Dans quelle mesure la date du 1er janvier 2010 pourra-t-elle être tenue pour l'ouverture à la concurrence des jeux et paris en ligne et quand les premiers agréments pourront-ils être accordés ?

Par ailleurs, les derniers mois ont été marqués par un déferlement de publicité sur l'ensemble des médias en faveur des sites de jeux et paris en ligne, par l'organisation de tournois de poker sponsorisés par lesdits sites, par l'association de sites de journaux avec des sites de paris sportifs en ligne ouvrant la possibilité à leurs lecteurs de parier sur les événements sportifs.
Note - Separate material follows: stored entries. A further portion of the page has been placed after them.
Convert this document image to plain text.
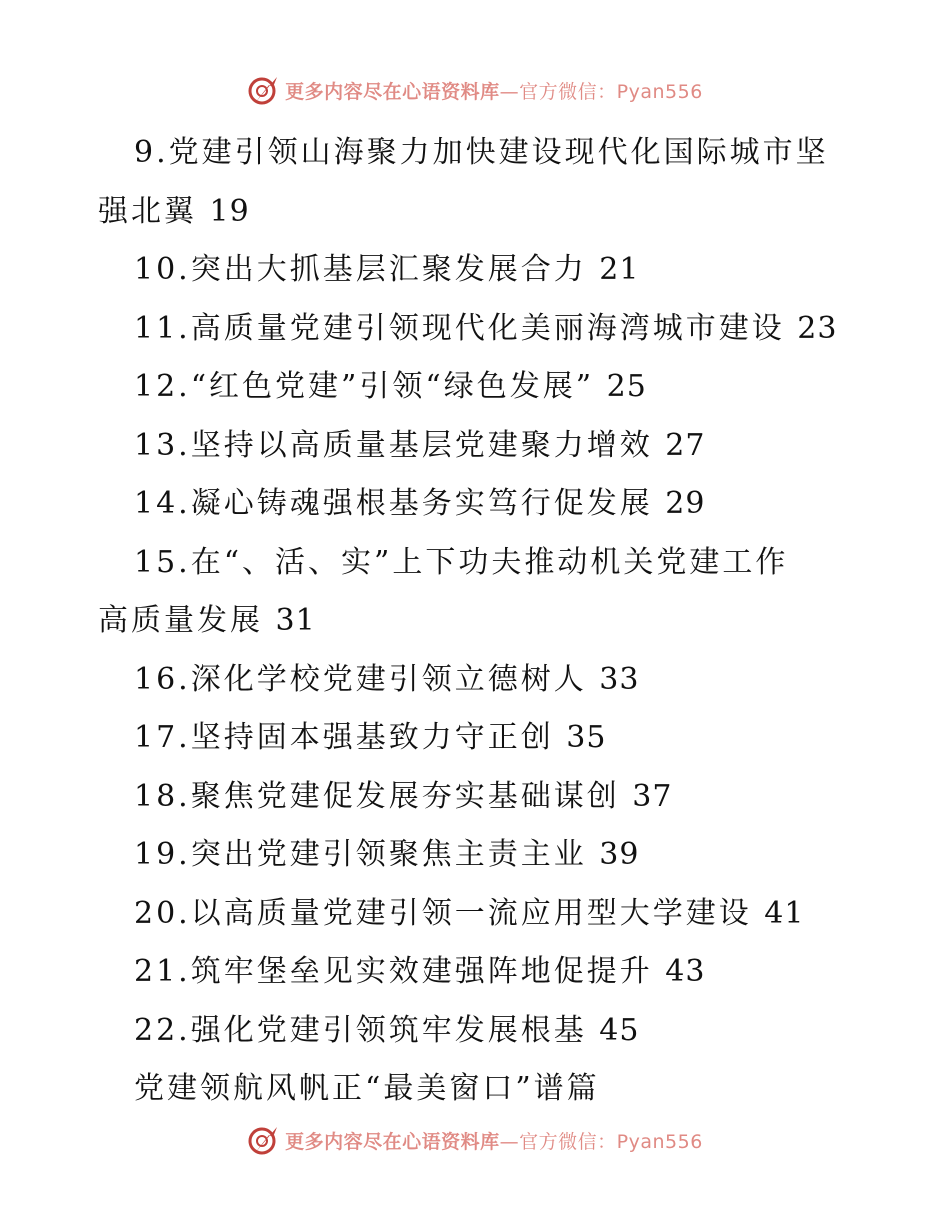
更多内容尽在心语资料库—官方微信：Pyan556
9.党建引领山海聚力加快建设现代化国际城市坚
强北翼 19
10.突出大抓基层汇聚发展合力 21
11.高质量党建引领现代化美丽海湾城市建设 23
12.“红色党建”引领“绿色发展” 25
13.坚持以高质量基层党建聚力增效 27
14.凝心铸魂强根基务实笃行促发展 29
15.在“、活、实”上下功夫推动机关党建工作
高质量发展 31
16.深化学校党建引领立德树人 33
17.坚持固本强基致力守正创 35
18.聚焦党建促发展夯实基础谋创 37
19.突出党建引领聚焦主责主业 39
20.以高质量党建引领一流应用型大学建设 41
21.筑牢堡垒见实效建强阵地促提升 43
22.强化党建引领筑牢发展根基 45
党建领航风帆正“最美窗口”谱篇
更多内容尽在心语资料库—官方微信：Pyan556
La pression ne peut aller que s'accroissant d'ici à la fin de l'année. Comment le Gouvernement compte-t-il réagir face à de tels comportements ?

M. le ministre. Vous avez raison de poser ces deux questions ensemble, car elles sont liées, les sites de jeux en ligne développant en effet leur publicité, dont les médias et les clubs sportifs sont particulièrement demandeurs dans ces temps difficiles, dans la perspective du vote du projet de loi.
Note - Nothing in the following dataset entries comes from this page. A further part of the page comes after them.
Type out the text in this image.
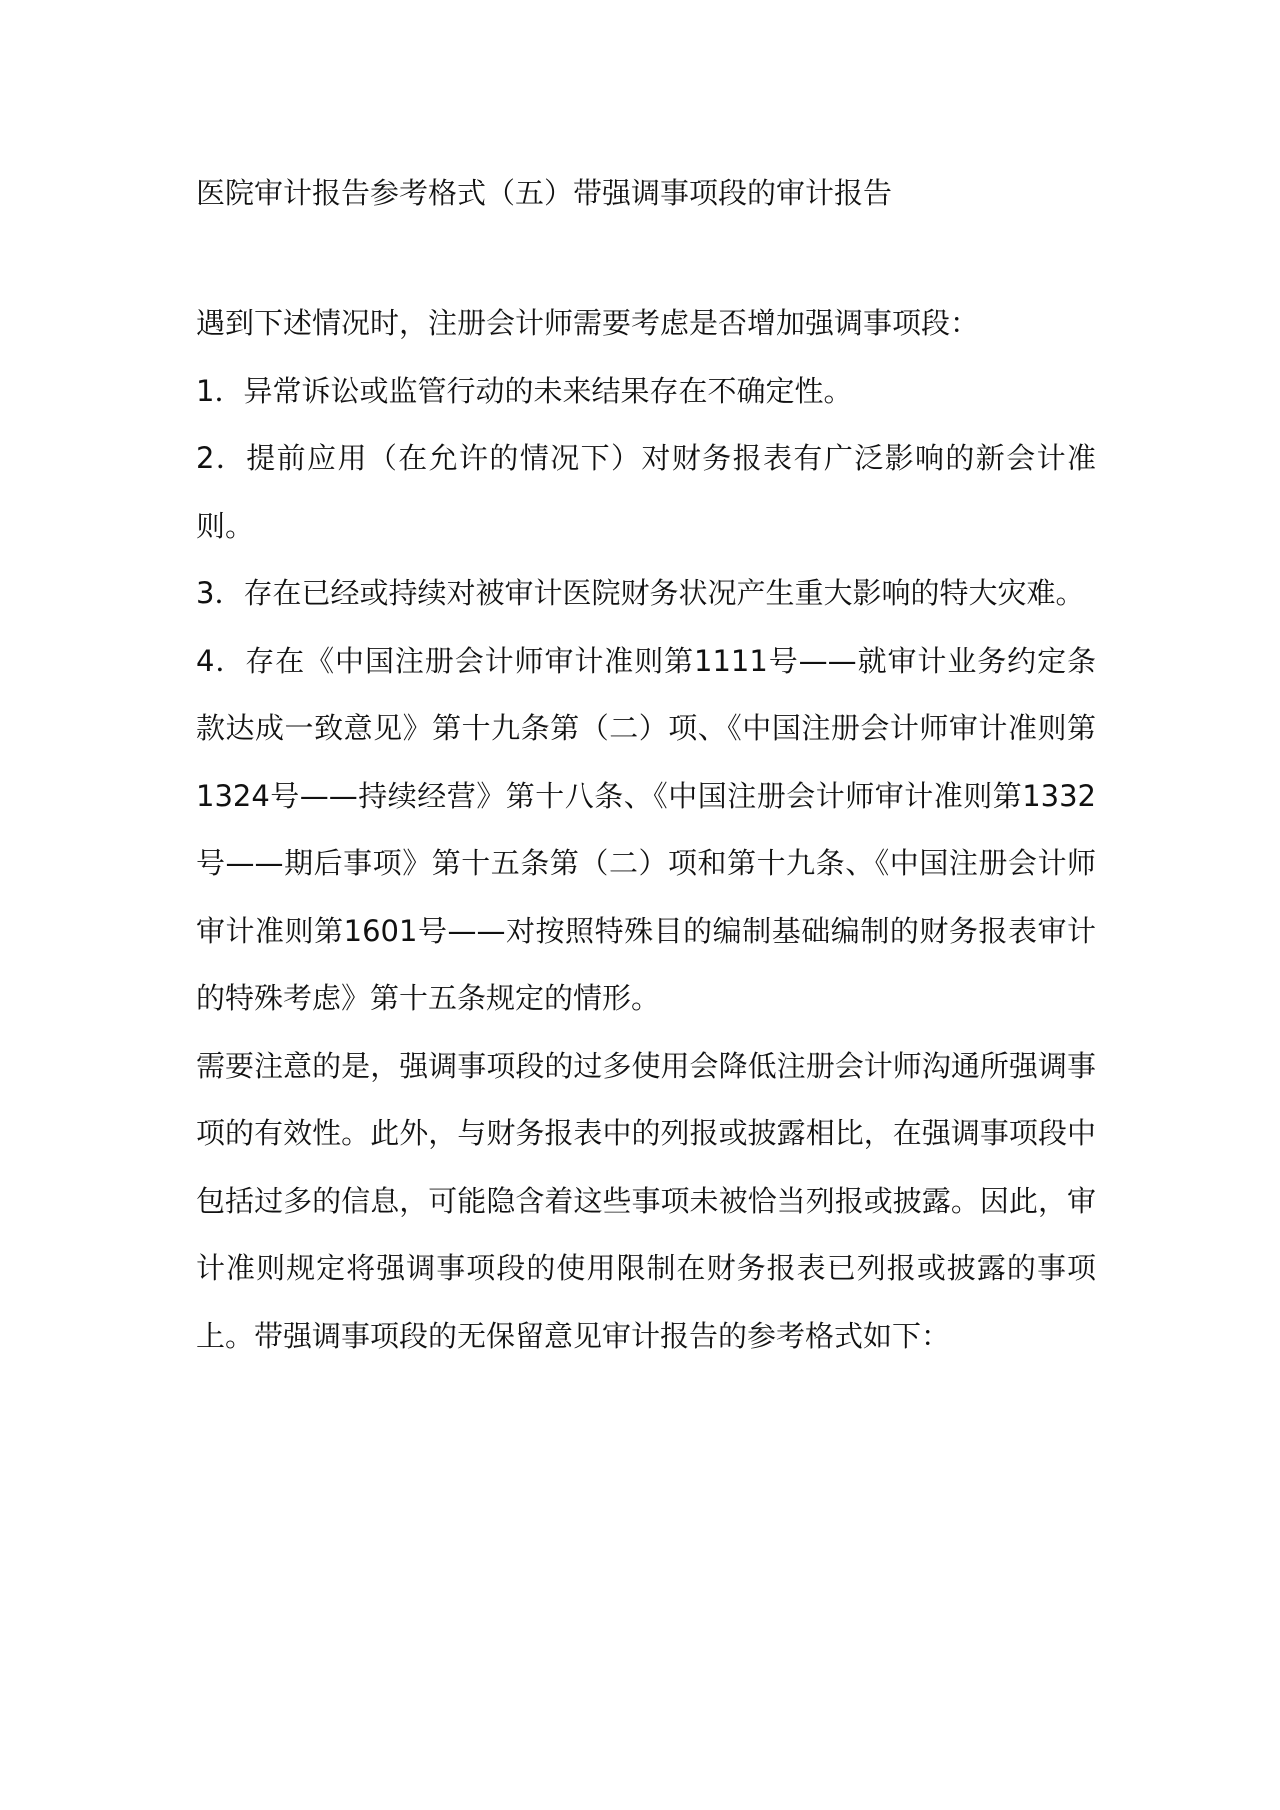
医院审计报告参考格式（五）带强调事项段的审计报告

遇到下述情况时，注册会计师需要考虑是否增加强调事项段：

1．异常诉讼或监管行动的未来结果存在不确定性。

2．提前应用（在允许的情况下）对财务报表有广泛影响的新会计准则。

3．存在已经或持续对被审计医院财务状况产生重大影响的特大灾难。

4．存在《中国注册会计师审计准则第1111号——就审计业务约定条款达成一致意见》第十九条第（二）项、《中国注册会计师审计准则第1324号——持续经营》第十八条、《中国注册会计师审计准则第1332号——期后事项》第十五条第（二）项和第十九条、《中国注册会计师审计准则第1601号——对按照特殊目的编制基础编制的财务报表审计的特殊考虑》第十五条规定的情形。

需要注意的是，强调事项段的过多使用会降低注册会计师沟通所强调事项的有效性。此外，与财务报表中的列报或披露相比，在强调事项段中包括过多的信息，可能隐含着这些事项未被恰当列报或披露。因此，审计准则规定将强调事项段的使用限制在财务报表已列报或披露的事项上。带强调事项段的无保留意见审计报告的参考格式如下：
Étant donné les délais de la procédure parlementaire, ce texte ne pourra pas entrer en application en janvier prochain. En tout état de cause, la date butoir sera celle de la Coupe du monde de football.

D’ores et déjà, nous avons demandé que les radios cessent de diffuser des publicités pour les jeux en ligne, nous avons limité l’accès à la publicité de la Française des jeux et du PMU et nous comptons enfin déposer plainte contre ceux qui violent le droit actuel.

Mais la meilleure réponse sera que le texte « sorte » au plus tôt.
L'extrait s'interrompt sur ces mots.